Build-time config is via env vars — most importantly DAMBI_SERVER_URL (the policy-server the extension calls; default http://127.0.0.1:8788) and REGISTRY_BASE_URL. See browser-extension/README.md for the full matrix, load instructions, and the local-server workflow.

policy-server (local)

cp .env.local.example .env.local       # fill JWT_SECRET, GOOGLE_*, DATABASE_URL, …
scripts/start-policy-server.sh local   # = cargo run -p policy-server --bin policy-server
# or via the root package.json:
yarn server:local
curl http://127.0.0.1:8788/readyz

start-policy-server.sh <profile> loads .env.<profile> then runs the server; local targets the dashboard at http://127.0.0.1:5173, ext targets the in-extension OAuth flow. For a prod-like local Kubernetes loop see crates/policy-server/server/deploy/local/README.md (scripts/policy-server-local-k8s.sh).

CI

.github/workflows/ci.yml runs on every PR and push to main; new pushes cancel the previous in-flight run for that branch. rust and wasm run in parallel; extension waits only on the wasm pkg artifact.

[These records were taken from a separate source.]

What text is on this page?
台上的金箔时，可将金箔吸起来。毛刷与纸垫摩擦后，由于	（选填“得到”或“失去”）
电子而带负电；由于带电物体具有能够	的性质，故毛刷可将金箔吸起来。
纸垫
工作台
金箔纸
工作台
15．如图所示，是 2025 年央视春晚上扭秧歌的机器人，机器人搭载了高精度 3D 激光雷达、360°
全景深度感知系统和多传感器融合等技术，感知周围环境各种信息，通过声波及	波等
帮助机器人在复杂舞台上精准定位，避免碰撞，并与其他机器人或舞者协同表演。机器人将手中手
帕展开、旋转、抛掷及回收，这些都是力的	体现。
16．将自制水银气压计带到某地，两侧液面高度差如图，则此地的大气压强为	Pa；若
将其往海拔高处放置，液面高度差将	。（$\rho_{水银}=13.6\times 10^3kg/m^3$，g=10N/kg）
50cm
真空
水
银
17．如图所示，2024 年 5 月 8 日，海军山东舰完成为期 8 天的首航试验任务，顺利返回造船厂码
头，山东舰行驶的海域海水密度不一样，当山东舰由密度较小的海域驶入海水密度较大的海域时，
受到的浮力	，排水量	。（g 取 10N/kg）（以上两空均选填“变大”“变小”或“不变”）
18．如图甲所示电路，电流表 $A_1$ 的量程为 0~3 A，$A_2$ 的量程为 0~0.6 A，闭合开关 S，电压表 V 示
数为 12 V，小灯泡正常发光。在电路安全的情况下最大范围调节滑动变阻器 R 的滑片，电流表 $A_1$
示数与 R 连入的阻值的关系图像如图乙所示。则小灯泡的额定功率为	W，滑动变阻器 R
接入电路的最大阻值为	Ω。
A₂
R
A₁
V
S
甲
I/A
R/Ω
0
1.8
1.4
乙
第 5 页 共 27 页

  • rust — builds the registryV2 index (npm), then cargo fmt --check, cargo clippy -D warnings, cargo test (doctests included), and cargo doc with -D warnings.
  • wasmwasm-pack build crates/policy-engine-wasm (artifact reused by the extension job) and headless-Chrome wasm-bindgen tests.
  • extensionyarn typecheck, vitest, Chrome MV3 build + zip, the dashboard build (uploaded per-PR so reviewers can sideload). Firefox MV2 build/zip runs on main only.
  • secrets-scan — gitleaks over the full history.

dependency-policy.yml (cargo audit + cargo deny) runs when dependency files change and weekly.

To reproduce the suite locally, run cargo test (with the registry index built, above) and cd browser-extension && yarn test.

Policy RPC & remote facts

Cedar evaluates against calldata-derived primitives plus optional remote facts. A policy bundle may ship a .policy-rpc.json manifest that declares which backend method supplies a fact (e.g. a USD valuation), which params to send, and which response field is projected into the Cedar context. The extension asks WASM to plan those calls, sends them to policy-server, then asks WASM to materialize the responses and evaluate Cedar. The engine itself performs no direct oracle / balance / allowance lookups.

License

Licensed under the Apache License, Version 2.0. See LICENSE and NOTICE.